When sleep is not giving rowing recovery


I have a question involving rowing recovery. Basically I hate going to bed sore and waking up feeling worse, and I’m wondering what is the best position to sleep in and how to potentially use pillows as support for my traps lats and lower back?

We took this question from a reader to our expert rowing coach advisors.

Athlete asleep Athlete asleep. Image Credit: AthleticLab

Mike Davenport (Coach and rigger) advises

I’m thinking that it’s more than a “position” issue, and maybe structural or muscular. I suggest seeing a physician or chiropractor to get evaluated.

Joe de Leo (Strength coach and movement specialist) advises

Recovery begins as soon as the training session ends. From the way the note is written it sounds like the athlete is so sore they are having difficulty moving and it only gets worse throughout the day and sleep.  Would you mind asking what they are doing for their cool down routine and their routine  before bed? It be helpful to have a little bit more information.

 If an athlete is that sore post training session they have potentially worked at an intensity level that pushed them to their limits or they have not done a proper job of cooling down.

Flexibility work (soft tissue) is step 1, as well as doing any self myofascial release work (step 2) with a foam roller or lacrosse ball. I try to end every session with 2-3′ of diaphragmatic breathing to help reset the sympathetic/parasympathetic nervous system.

I’d also inquire how old their mattress is as well. Older mattresses can exacerbate low back pain and stiffness.

There is likely more that the athlete could be doing before sleeping position needs to be managed.

However, assuming they’ve ruled out everything else and sleeping position truly is where the most benefit is to be gained…

Sleep on their back.

One pillow under the knees to raise the legs and take pressure off the lower back.

One pillow under each arm to raise the arms and take pressure off the shoulder joint.

Small pillow or no pillow under the head, so the neck is neutral and not jammed forward.

Personally, I find this more comfortable but can’t sleep deeply like this.

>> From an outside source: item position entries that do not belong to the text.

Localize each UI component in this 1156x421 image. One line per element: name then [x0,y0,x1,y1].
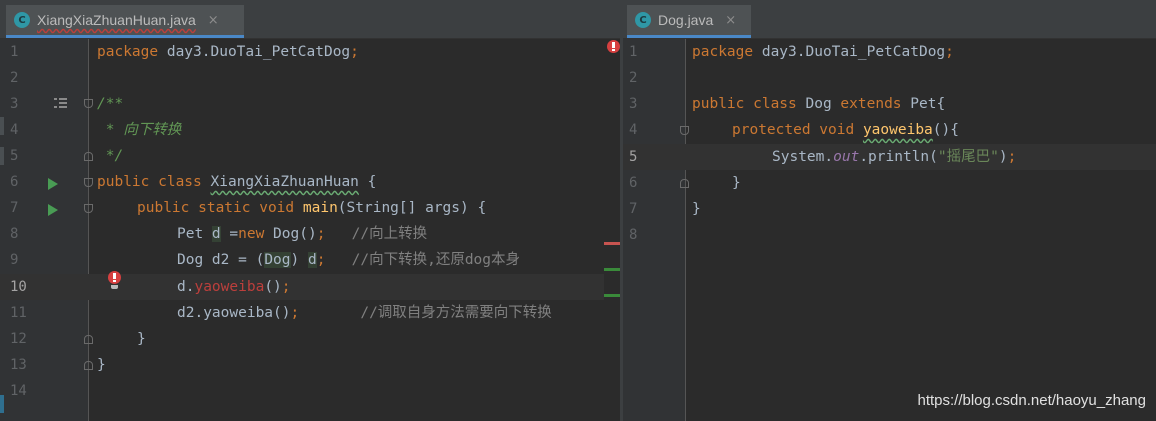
bookmark-strip-mark [0,395,4,413]
fold-icon[interactable] [84,178,93,187]
left-editor-pane: C XiangXiaZhuanHuan.java × 1 2 3 4 5 6 7… [0,0,620,421]
code-line: * 向下转换 [97,122,182,138]
line-number: 4 [629,122,638,138]
fold-icon[interactable] [680,179,689,188]
line-number: 6 [10,174,19,190]
fold-icon[interactable] [680,126,689,135]
code-line: Dog d2 = (Dog) d; //向下转换,还原dog本身 [177,252,521,268]
line-number: 3 [10,96,19,112]
tab-title: Dog.java [658,12,714,28]
line-number: 2 [10,70,19,86]
watermark: https://blog.csdn.net/haoyu_zhang [917,392,1146,409]
right-tab-bar: C Dog.java × [623,0,1156,39]
code-line: /** [97,96,124,112]
code-line: */ [97,148,124,164]
line-number: 8 [629,227,638,243]
code-line: public class XiangXiaZhuanHuan { [97,174,377,190]
java-class-icon: C [14,12,30,28]
fold-icon[interactable] [84,152,93,161]
line-number: 14 [10,383,27,399]
error-stripe[interactable] [604,242,620,245]
right-editor-pane: C Dog.java × 1 2 3 4 5 6 7 8 package day… [623,0,1156,421]
code-line: public static void main(String[] args) { [137,200,487,216]
line-number: 12 [10,331,27,347]
close-icon[interactable]: × [208,13,219,28]
close-icon[interactable]: × [725,13,736,28]
line-number: 1 [10,44,19,60]
line-number: 8 [10,226,19,242]
line-number: 7 [10,200,19,216]
line-number: 4 [10,122,19,138]
implements-icon[interactable] [54,98,67,109]
code-line: } [137,331,146,347]
error-bulb-icon[interactable] [108,271,122,291]
code-line: } [692,201,701,217]
code-line: } [732,175,741,191]
warning-stripe[interactable] [604,268,620,271]
run-class-icon[interactable] [48,178,58,190]
line-number: 13 [10,357,27,373]
line-number-current: 10 [10,279,27,295]
java-class-icon: C [635,12,651,28]
bookmark-strip-mark [0,147,4,165]
code-line: public class Dog extends Pet{ [692,96,946,112]
bookmark-strip-mark [0,117,4,135]
warning-stripe[interactable] [604,294,620,297]
code-line: package day3.DuoTai_PetCatDog; [97,44,359,60]
line-number: 7 [629,201,638,217]
line-number-current: 5 [629,149,638,165]
line-number: 3 [629,96,638,112]
code-line: protected void yaoweiba(){ [732,122,959,138]
code-line: } [97,357,106,373]
line-number: 1 [629,44,638,60]
line-number: 5 [10,148,19,164]
fold-icon[interactable] [84,361,93,370]
code-line: Pet d =new Dog(); //向上转换 [177,226,428,242]
code-line: d2.yaoweiba(); //调取自身方法需要向下转换 [177,305,552,321]
left-tab-bar: C XiangXiaZhuanHuan.java × [0,0,620,39]
tab-xiangxiazhuanhuan[interactable]: C XiangXiaZhuanHuan.java × [6,5,244,38]
error-indicator-icon[interactable] [607,40,620,60]
fold-icon[interactable] [84,99,93,108]
fold-icon[interactable] [84,204,93,213]
code-line-current: System.out.println("摇尾巴"); [772,149,1017,165]
fold-icon[interactable] [84,335,93,344]
line-number: 2 [629,70,638,86]
line-number: 9 [10,252,19,268]
line-number: 6 [629,175,638,191]
code-line-current: d.yaoweiba(); [177,279,291,295]
line-number: 11 [10,305,27,321]
tab-dog[interactable]: C Dog.java × [627,5,751,38]
code-line: package day3.DuoTai_PetCatDog; [692,44,954,60]
run-main-icon[interactable] [48,204,58,216]
tab-title: XiangXiaZhuanHuan.java [37,12,196,28]
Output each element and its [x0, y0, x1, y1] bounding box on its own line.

It’s nice for naps though where the focus isn’t necesarily on deep sleep. If the athlete is already comfortable sleeping on their back, maybe this would work better for them.

However, we do not know the lumbar curve of this inpidual. What you are recommending works if they have a dramatic lumbar curve, this would allow the low back to lie flat on the mattress and the tissues to relax. If their lumbar spine is flat this may not work and may put greater pressure and exacerbate discomfort. Some of this hereditary and some is adaptation from sport. Fighters tend to have flat lumbar spines and sprinters have more of a lordotic curve due to lots of hip extension.

This type of recommendation needs to be inpidualized and tuned to that athlete. I recommend looking at the back supports McGill recommends to improve lumbar position in bed, sitting, or at work.


I would agree with the comments about post-workout protocols! This likely needs more attention.

Sara Hendershot Lombardi (Row efficiency champion) advises

I certainly used to find though, that there were sessions where no matter what kind of rolling, mobility, cool-down I had done, the soreness was still very intense. E-stim became a game changer for me for both recovery and soreness. Some great options out there include Marc Pro, Compex, and Powerdot (not a Tens machine).

Duncan Holland (Coach) advises

Recovery protocols|:  Are you cooling down properly?  Gentle exercise after the big effort and ice packs can help.  Leave sufficient recovery time after a heavy work out before repeating, give the muscles a chance to heal before damaging them again.  Gentle massage of the affected muscles just before sleep may help.

Is the bed dry and warm?  If your house isn’t properly heated an electric blanket to dry and heat the bed prior to sleeping might help.